Industry commenters have raised various concerns with the proposed industrial boiler standards, some of which might be valid. The notice-and-comment rulemaking process is designed to allow the EPA to ad
dress those concerns carefully and thoughtfully, by responding to all comments on a formal record that is subject to judicial review.
But the industry lobbyists do not raise valid concerns when they contend that there are no health concerns with exempting acid gases. They are not making valid demands when they argue that companies should be allowed to avoid having to control these gases, particulate matter, and SO2 emissions using the protective control measures required by the Clean Air Act.
Industry lobbyists realize that their arguments lack merit, on the merits. The Council of Industrial Boiler Owners devotes only a few throw-away paragraphs (in its 127 pages of comments) to a half-hearted attempt to argue that acid gases pose no health concerns. Their comments do not even contest the EPA’s contrary findings nor do they present any new information to suggest a different conclusion. And of course they ignore the connections the scrubbers have to stopping particulate matter and SO2.
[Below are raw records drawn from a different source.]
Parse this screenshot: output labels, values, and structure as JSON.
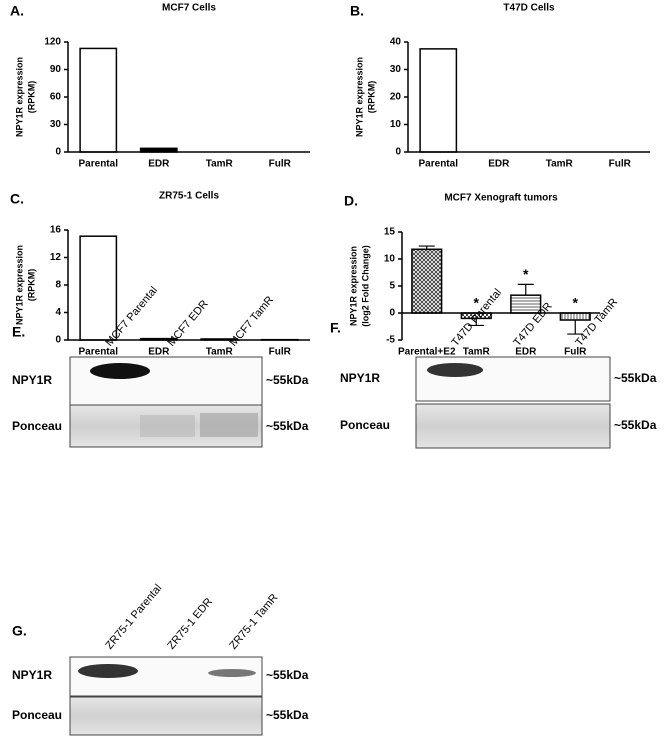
{
  "chart_data": [
    {
      "type": "bar",
      "panel": "A.",
      "title": "MCF7 Cells",
      "y_label": [
        "NPY1R expression",
        "(RPKM)"
      ],
      "categories": [
        "Parental",
        "EDR",
        "TamR",
        "FulR"
      ],
      "values": [
        113,
        4,
        0,
        0
      ],
      "colors": [
        "#ffffff",
        "#000000",
        "#ffffff",
        "#ffffff"
      ],
      "ylim": [
        0,
        120
      ],
      "yticks": [
        0,
        30,
        60,
        90,
        120
      ]
    },
    {
      "type": "bar",
      "panel": "B.",
      "title": "T47D Cells",
      "y_label": [
        "NPY1R expression",
        "(RPKM)"
      ],
      "categories": [
        "Parental",
        "EDR",
        "TamR",
        "FulR"
      ],
      "values": [
        37.5,
        0,
        0,
        0
      ],
      "colors": [
        "#ffffff",
        "#ffffff",
        "#ffffff",
        "#ffffff"
      ],
      "ylim": [
        0,
        40
      ],
      "yticks": [
        0,
        10,
        20,
        30,
        40
      ]
    },
    {
      "type": "bar",
      "panel": "C.",
      "title": "ZR75-1 Cells",
      "y_label": [
        "NPY1R expression",
        "(RPKM)"
      ],
      "categories": [
        "Parental",
        "EDR",
        "TamR",
        "FulR"
      ],
      "values": [
        15.1,
        0.2,
        0.15,
        0.05
      ],
      "colors": [
        "#ffffff",
        "#000000",
        "#000000",
        "#000000"
      ],
      "ylim": [
        0,
        16
      ],
      "yticks": [
        0,
        4,
        8,
        12,
        16
      ]
    },
    {
      "type": "bar",
      "panel": "D.",
      "title": "MCF7 Xenograft tumors",
      "y_label": [
        "NPY1R expression",
        "(log2 Fold Change)"
      ],
      "categories": [
        "Parental+E2",
        "TamR",
        "EDR",
        "FulR"
      ],
      "values": [
        11.8,
        -1,
        3.3,
        -1.3
      ],
      "errors": [
        0.6,
        1.3,
        2,
        2.6
      ],
      "significance": [
        null,
        "*",
        "*",
        "*"
      ],
      "colors": [
        "url(#p-cross)",
        "url(#p-check)",
        "url(#p-h)",
        "url(#p-v)"
      ],
      "ylim": [
        -5,
        15
      ],
      "yticks": [
        -5,
        0,
        5,
        10,
        15
      ]
    }
  ],
  "blots": [
    {
      "panel": "E.",
      "lanes": [
        "MCF7 Parental",
        "MCF7 EDR",
        "MCF7 TamR"
      ],
      "rows": [
        "NPY1R",
        "Ponceau"
      ],
      "size_labels": [
        "~55kDa",
        "~55kDa"
      ]
    },
    {
      "panel": "F.",
      "lanes": [
        "T47D Parental",
        "T47D EDR",
        "T47D TamR"
      ],
      "rows": [
        "NPY1R",
        "Ponceau"
      ],
      "size_labels": [
        "~55kDa",
        "~55kDa"
      ]
    },
    {
      "panel": "G.",
      "lanes": [
        "ZR75-1 Parental",
        "ZR75-1 EDR",
        "ZR75-1 TamR"
      ],
      "rows": [
        "NPY1R",
        "Ponceau"
      ],
      "size_labels": [
        "~55kDa",
        "~55kDa"
      ]
    }
  ]
}
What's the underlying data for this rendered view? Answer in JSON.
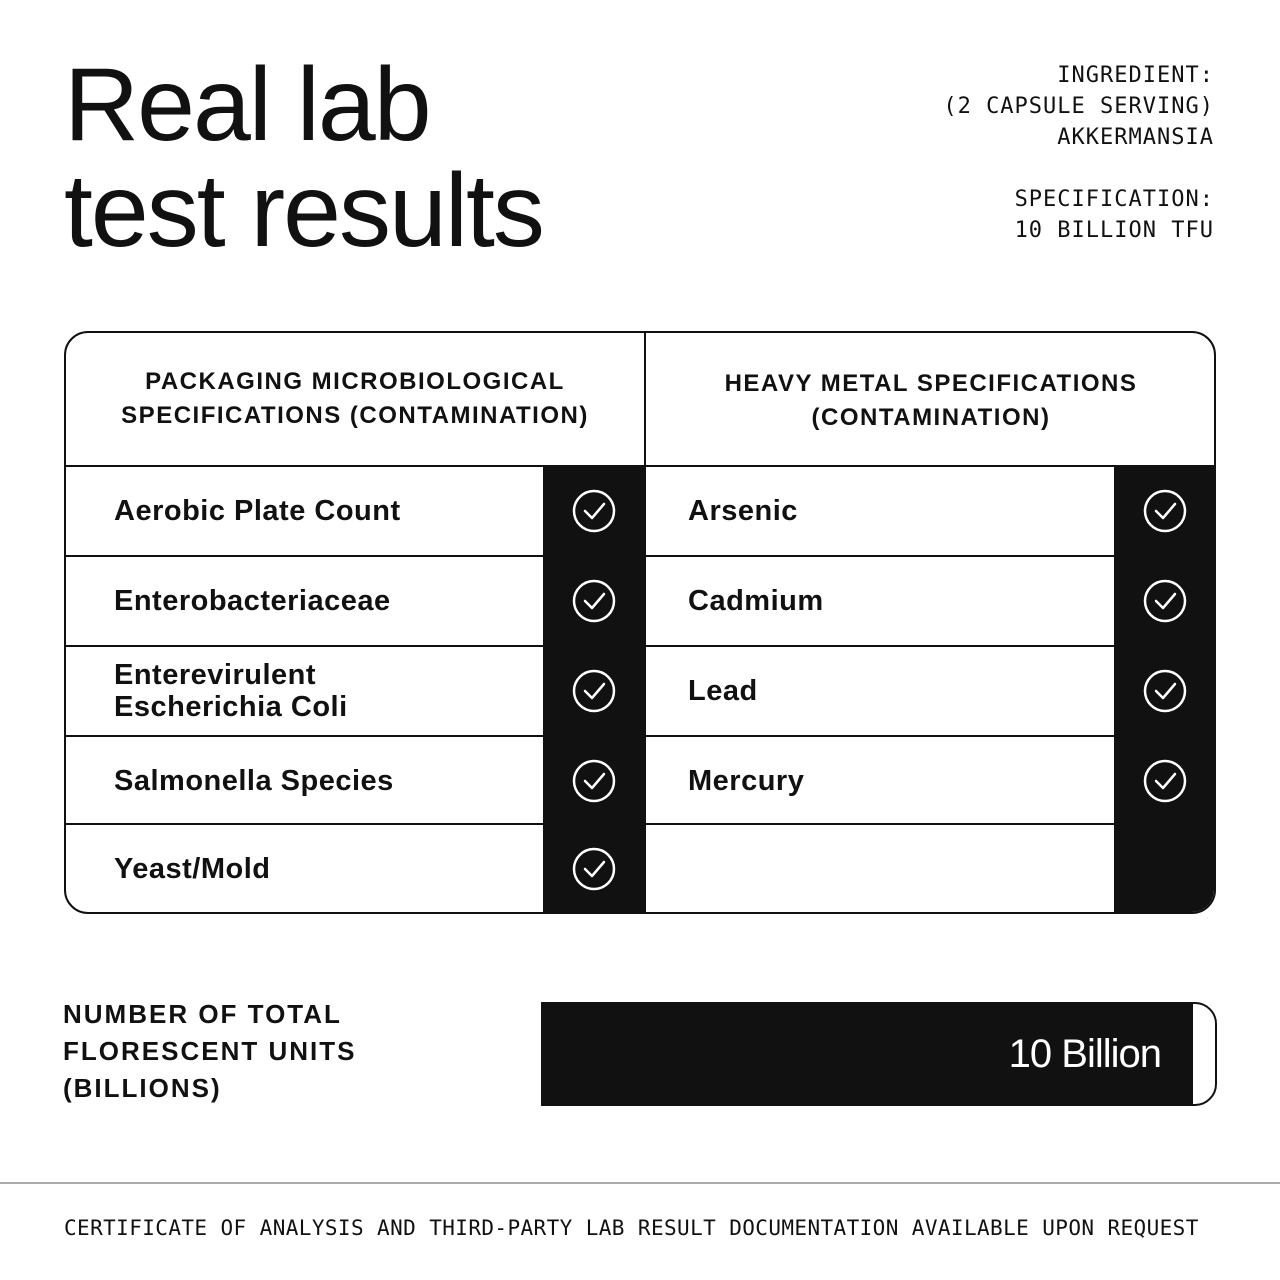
{
  "header": {
    "title_line1": "Real lab",
    "title_line2": "test results",
    "ingredient_label": "INGREDIENT:",
    "ingredient_serving": "(2 CAPSULE SERVING)",
    "ingredient_value": "AKKERMANSIA",
    "specification_label": "SPECIFICATION:",
    "specification_value": "10 BILLION TFU"
  },
  "table": {
    "left_header_line1": "PACKAGING MICROBIOLOGICAL",
    "left_header_line2": "SPECIFICATIONS (CONTAMINATION)",
    "right_header_line1": "HEAVY METAL SPECIFICATIONS",
    "right_header_line2": "(CONTAMINATION)",
    "left_items": [
      {
        "line1": "Aerobic Plate Count",
        "line2": "",
        "passed": true
      },
      {
        "line1": "Enterobacteriaceae",
        "line2": "",
        "passed": true
      },
      {
        "line1": "Enterevirulent",
        "line2": "Escherichia Coli",
        "passed": true
      },
      {
        "line1": "Salmonella Species",
        "line2": "",
        "passed": true
      },
      {
        "line1": "Yeast/Mold",
        "line2": "",
        "passed": true
      }
    ],
    "right_items": [
      {
        "line1": "Arsenic",
        "passed": true
      },
      {
        "line1": "Cadmium",
        "passed": true
      },
      {
        "line1": "Lead",
        "passed": true
      },
      {
        "line1": "Mercury",
        "passed": true
      }
    ],
    "check_icon": "circle-check-icon"
  },
  "total": {
    "label_line1": "NUMBER OF TOTAL",
    "label_line2": "FLORESCENT UNITS",
    "label_line3": "(BILLIONS)",
    "value": "10 Billion",
    "fill_fraction": 0.967
  },
  "footer": {
    "text": "CERTIFICATE OF ANALYSIS AND THIRD-PARTY LAB RESULT DOCUMENTATION AVAILABLE UPON REQUEST"
  },
  "colors": {
    "ink": "#111111",
    "background": "#ffffff",
    "divider": "#aaaaaa"
  }
}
Polluter lobbyists sometimes get paid the big bucks to obfuscate and dispute uncomfortable truths, so they undoubtedly will protest aspects of this account.
When that happens, Congressional staff, journalists, and the public should ask them the following questions: should the EPA’s air toxic standards be protective enough to require scrubbers generally? Should the lobbyists’ clients have to install scrubbers to reduce the deadly toxic pollution emitted by industrial boilers? How many fewer American lives should the standards be allowed to save, compared to the 5,000 lives that EPA projects could be saved under its proposed standards?
How many Americans should be killed each year by industrial boilers’ toxic air pollution?
These industry lobbyists will continue to make deadly demands — but they should not get away with the same deceptions.
The lobbyists still will be selling death but no one should be buying it.